How do I stop being scared of medication?

Ultimately, the only way to know for sure if you have a mental health condition is to talk to a professional. For example, if you’re worried about side effects, you can weigh the pros and cons with a qualified healthcare provider who’s knowledgeable about your health condition and the medication. 

If the benefits outweigh the risks of the medication, this might be enough for you to get comfortable. But if your fears persist, interfere with your daily functioning, or get in the way of your health, it may be best to contact a mental health professional, as well. 

Professional treatment for fear of taking medication

If it turns out that you have OCD or an anxiety disorder like pharmacophobia, treatment often includes exposure and response prevention (ERP) therapy, sometimes referred to more casually as “exposure therapy.” ERP is the gold standard treatment for OCD and is also a first-line treatment used for phobias, including pharmacophobia. In ERP, you learn effective ways to accept uncertainty and sit with your anxiety and discomfort in the face of your fears. 

Decades of clinical research have backed ERP’s effectiveness. It works like this: In ERP to treat phobias or OCD, you’re gradually and safely exposed to the thoughts and situations that are likely to trigger your fears. If you have OCD, your therapist will guide and support you on how to resist the urge to respond with compulsions. And don’t worry. Your therapist will usually start with lesser triggers to build confidence before progressing to bigger ones. In doing so, you’ll become more comfortable facing your fears. The process actually teaches your brain that there wasn’t anything to be worried about in the first place.

You may also undergo panic treatment, such as interoceptive ERP. This type of ERP triggers physical sensations that would generally make you anxious. For example, you might be asked to run in place to raise your heart rate. You may notice the pounding in your chest that it causes, but learn that it’s normal and no danger is involved.
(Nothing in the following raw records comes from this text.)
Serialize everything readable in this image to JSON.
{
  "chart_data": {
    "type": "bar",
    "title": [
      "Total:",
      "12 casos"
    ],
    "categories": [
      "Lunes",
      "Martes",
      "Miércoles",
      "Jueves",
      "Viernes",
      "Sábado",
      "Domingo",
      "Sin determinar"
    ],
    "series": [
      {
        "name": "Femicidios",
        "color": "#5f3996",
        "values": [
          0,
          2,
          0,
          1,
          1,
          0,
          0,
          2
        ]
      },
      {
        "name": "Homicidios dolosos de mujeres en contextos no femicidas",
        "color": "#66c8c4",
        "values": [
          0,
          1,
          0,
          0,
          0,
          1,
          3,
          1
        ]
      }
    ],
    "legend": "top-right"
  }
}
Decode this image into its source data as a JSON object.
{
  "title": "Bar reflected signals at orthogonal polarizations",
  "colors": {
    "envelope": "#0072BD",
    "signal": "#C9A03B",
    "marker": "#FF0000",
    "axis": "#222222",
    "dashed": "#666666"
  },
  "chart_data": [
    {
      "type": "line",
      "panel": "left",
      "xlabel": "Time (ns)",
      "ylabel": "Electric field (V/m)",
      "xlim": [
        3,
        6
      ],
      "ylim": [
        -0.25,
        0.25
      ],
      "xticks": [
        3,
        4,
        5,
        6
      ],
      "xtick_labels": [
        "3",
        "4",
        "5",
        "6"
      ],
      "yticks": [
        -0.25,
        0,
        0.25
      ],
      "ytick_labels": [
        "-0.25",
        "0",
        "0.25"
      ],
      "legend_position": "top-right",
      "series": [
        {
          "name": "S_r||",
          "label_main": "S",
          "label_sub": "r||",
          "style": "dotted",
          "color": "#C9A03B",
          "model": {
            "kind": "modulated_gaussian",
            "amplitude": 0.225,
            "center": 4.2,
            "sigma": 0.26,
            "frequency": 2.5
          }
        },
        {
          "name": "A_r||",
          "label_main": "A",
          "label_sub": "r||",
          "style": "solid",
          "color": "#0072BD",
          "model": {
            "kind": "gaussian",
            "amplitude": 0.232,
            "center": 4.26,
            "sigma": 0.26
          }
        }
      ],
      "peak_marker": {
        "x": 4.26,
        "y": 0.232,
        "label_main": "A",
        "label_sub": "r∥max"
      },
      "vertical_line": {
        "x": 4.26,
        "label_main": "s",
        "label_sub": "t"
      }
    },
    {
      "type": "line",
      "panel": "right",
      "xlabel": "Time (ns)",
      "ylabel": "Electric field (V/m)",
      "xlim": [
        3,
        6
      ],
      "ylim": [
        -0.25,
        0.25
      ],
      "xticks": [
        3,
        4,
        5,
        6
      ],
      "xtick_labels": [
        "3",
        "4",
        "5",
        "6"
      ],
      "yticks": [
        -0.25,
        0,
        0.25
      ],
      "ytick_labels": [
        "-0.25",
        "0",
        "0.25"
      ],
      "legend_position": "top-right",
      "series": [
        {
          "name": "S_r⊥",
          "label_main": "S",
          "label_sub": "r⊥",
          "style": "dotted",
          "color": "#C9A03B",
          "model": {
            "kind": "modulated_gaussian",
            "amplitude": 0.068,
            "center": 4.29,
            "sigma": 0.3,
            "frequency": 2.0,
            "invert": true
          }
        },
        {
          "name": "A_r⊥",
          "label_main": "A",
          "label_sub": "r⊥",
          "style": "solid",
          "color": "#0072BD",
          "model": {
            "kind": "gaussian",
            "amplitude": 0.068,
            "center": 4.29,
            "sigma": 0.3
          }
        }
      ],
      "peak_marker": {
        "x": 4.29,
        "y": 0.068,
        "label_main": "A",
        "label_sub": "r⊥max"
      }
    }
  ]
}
Interoceptive ERP will get you used to the sensations so they don’t bother you as much if they happen after you take your medication.  

It’s important to note that, if you have OCD, it’s vital to connect with a mental health professional who specializes in the condition. That’s because treatments that work for anxiety disorders and other mental health issues can sometimes make OCD worse, so you need a provider who’s familiar with the nuances of the condition. 

How specialized treatment can change your life

Dr. McGrath recalls a client with OCD who was preoccupied with fears that he might hurt people. In an effort to protect others, he isolated himself from the world, including his loved ones. 

Medication and OCD don’t always go hand in hand. In fact, many cases of OCD can be treated with ERP therapy alone. But this patient suffered from delusions that he would actually harm his family, which made him resistant to ERP for these fears. He started out reluctant to take medication, as well. After he did ERP for his fears of medication, he started taking an antipsychotic that cracked open the door to do ERP for his harm OCD. Over time, he was able to reconnect with his loved ones without being plagued with anxiety that he would harm them.

The idea of taking medication might trigger a lot of fears and anxieties. But the reality is, sometimes it’s the best—or even the only—way to get your life back from health issues. You can manage these fears and reach a point where you can take the medications you need when you need them.